5 Things to Consider After Divorce
Author: Jenny Shilling
When you were married it was supposed to last forever. Sometimes "Happily Ever After" just isn't in the cards. When your marriage doesn't last, there are many tax implications for both parties involved. Living in a community property state can also make your taxes more complex. Here are 5 things you should consider after your divorce is finalized.
- Claiming your children as dependents. Deciding which parent will claim your children is critical. After 2009, a parent must relinquish their claim for a tax exemption by filing IRS Form 8332. This should not be taken lightly. The parent who is able to claim a child as their dependent receives a deduction of $3,900 on their tax return. A tax payer is able to apply this deduction for all children living at home between the ages of 6 months and 19 years, or 24 if the child is a full-time college student.
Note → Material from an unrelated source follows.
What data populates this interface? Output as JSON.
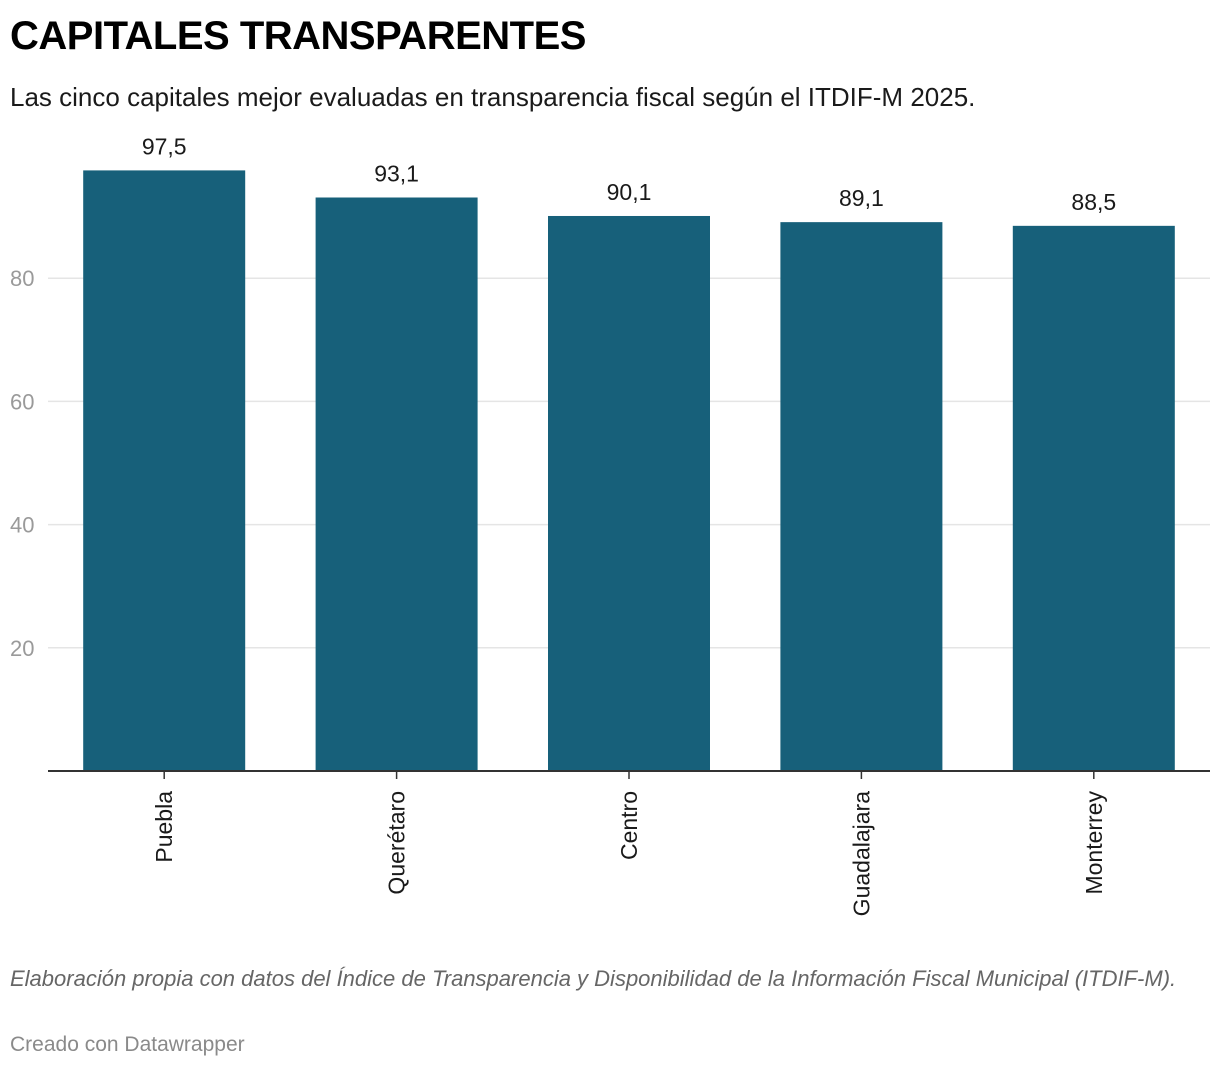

- Your new filing status. When you were married you had the ability to choose between two filing statuses, Married Filing Joint (MFJ) or Married Filing Separately (MFS). When your divorce is finalized your filing status reverts back to Single status. The ability to file as Head of Household is a possibility if you have been living apart from your spouse for 6 weeks and contribute more than half of the money to support the household. Being able to file as Head of Household can bring about bigger tax savings, so review your situation–or have an experienced, qualified tax professional review your situation–carefully. If you are uncertain about what your filing status is, the IRS provides a handy questionnaire.
- Receiving or Paying Alimony. While receiving alimony may be a benefit to a spouse who is not working, looking for work, or who makes less than their former spouse it is important to remember than alimony is taxable income to the recipient. Increasing your income may also have an effect upon your tax bracket and your tax liability.
- Divvying up your Assets. Certain assets bring with them certain tradeoffs. If you own your home, a decision must be made concerning selling the home or receiving it as part of the divorce settlement. If the house is sold, any gain must be divide in half between you. If the house is received as part of the divorce settlement, the receivor is able to deduct the mortgage interest. Discussing how the receipt or sale of assets will affect your tax return with a qualified tax professional will enable you to know tax benefits or disadvantages you will receive or give up.
- Retirement. When splitting up your retirement benefits be sure to obtain a qualified domestic relations order (QDRO) in order to secure treatment of these assets as your personal retirement assets and not those of your former spouse.